A print in line with forecasts would fall well within the range prevailing since September and may help cool fears about an aggressive Fed rate hike cycle. Investors breathed a sigh of relief Friday as official jobs data showed wage inflation dropped to 2.6 percent, hinting January’s spike might have been a one-off.
Further evidence reinforcing the likelihood of such a scenario would be understandably supportive for the commodity Dollars, which compete with their US namesake for the top spot on the G10 FX yield spectrum. Gains may prove fleeting however if CPI prints meaningfully higher than expected.
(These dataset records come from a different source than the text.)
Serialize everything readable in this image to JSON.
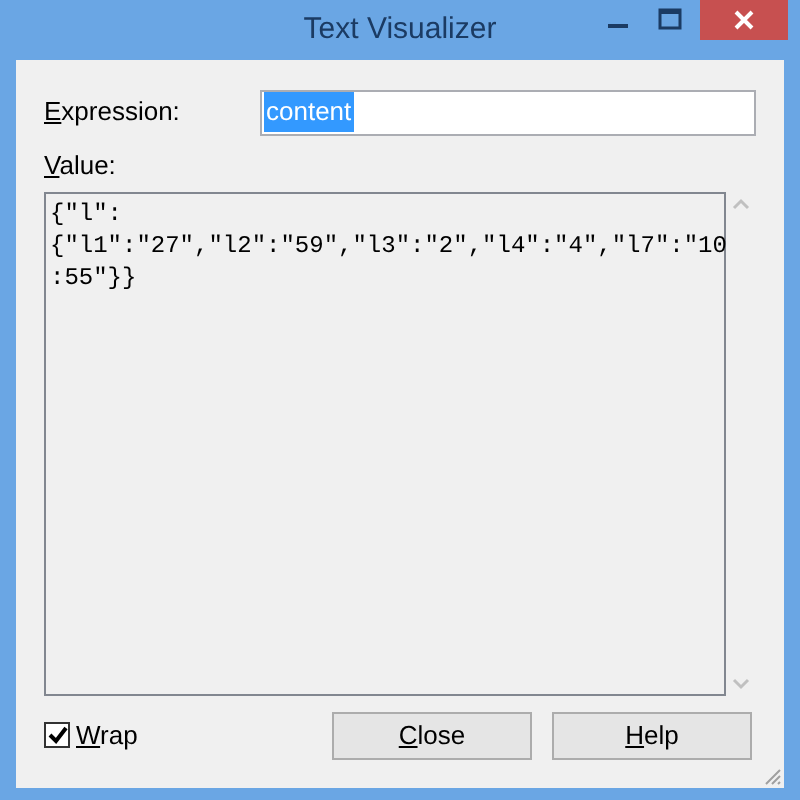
{
  "window": {
    "title": "Text Visualizer"
  },
  "expression": {
    "label": "Expression:",
    "mnemonic": true,
    "value": "content",
    "selected": true
  },
  "value": {
    "label": "Value:",
    "mnemonic": true,
    "lines": [
      "{\"l\":",
      "{\"l1\":\"27\",\"l2\":\"59\",\"l3\":\"2\",\"l4\":\"4\",\"l7\":\"10",
      ":55\"}}"
    ]
  },
  "wrap": {
    "label": "Wrap",
    "mnemonic": true,
    "checked": true
  },
  "buttons": [
    {
      "label": "Close",
      "mnemonic": true
    },
    {
      "label": "Help",
      "mnemonic": true
    }
  ]
}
PMI survey data revealed the fastest service-sector price growth in five months. The manufacturing side was even more eye-catching, with factory-gate price growth at four-year high. If this is echoed in today’s release, worries about steep Fed tightening are likely to return.
This would be most obviously uplifting for the US Dollar. The perennially anti-risk Japanese Yen may also trade higher if broader risk aversion is set off. The Aussie and Kiwi Dollars look most vulnerable in such circumstances, facing dual headwinds from relative policy bets and deteriorating sentiment.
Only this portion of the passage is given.